Many fonts include characters from the Unicode superscripts and
subscripts block (https://unicode.org/charts/nameslist/n_2070.html)
which are designed to function as footnote markers. Using these
characters to render note marks, instead of a
<sup>
tag, yields bettertypographical results in these cases without additional CSS. The
<sup>
tag is purely typographical so losing it from the output doesn't cost
anything semantically.
This diff adds a --note-style option to pandoc, taking the values
"sup-tag" (the default and hitherto only method) and
"unicode-superscript" (print marks using superscript chars, no
surrounding tag).
Due to the nature of Note output in the HTML writer, a Lua filter cannot
really customize how footnote marks are printed, justifying a writer
option here.

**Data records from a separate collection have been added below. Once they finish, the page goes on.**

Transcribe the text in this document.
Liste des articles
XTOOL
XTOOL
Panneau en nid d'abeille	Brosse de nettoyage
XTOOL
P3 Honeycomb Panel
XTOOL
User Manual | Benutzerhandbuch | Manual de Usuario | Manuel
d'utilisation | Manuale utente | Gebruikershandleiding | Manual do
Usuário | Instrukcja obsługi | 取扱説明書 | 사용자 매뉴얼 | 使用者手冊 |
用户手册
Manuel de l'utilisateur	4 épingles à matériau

An alternative to adding this feature to Pandoc would be
for authors to use CSS like 'a.footnote-ref sup { font-size: inherit;
vertical-align: inherit; font-feature-settings: "sups"; }' which would
work for fonts where the "sups" OpenType feature replaces digits with
their superscript forms. That solution only works for fonts encoding
that feature though; Times New Roman on my system has the superscript
characters but do not support the "sups" OpenType feature.
Future work could extend support for this writer option to plain output
and possibly other formats where note marks are emitted by Pandoc rather
than the renderer of the output document. (The present author has not
studied whether there are such writer formats.)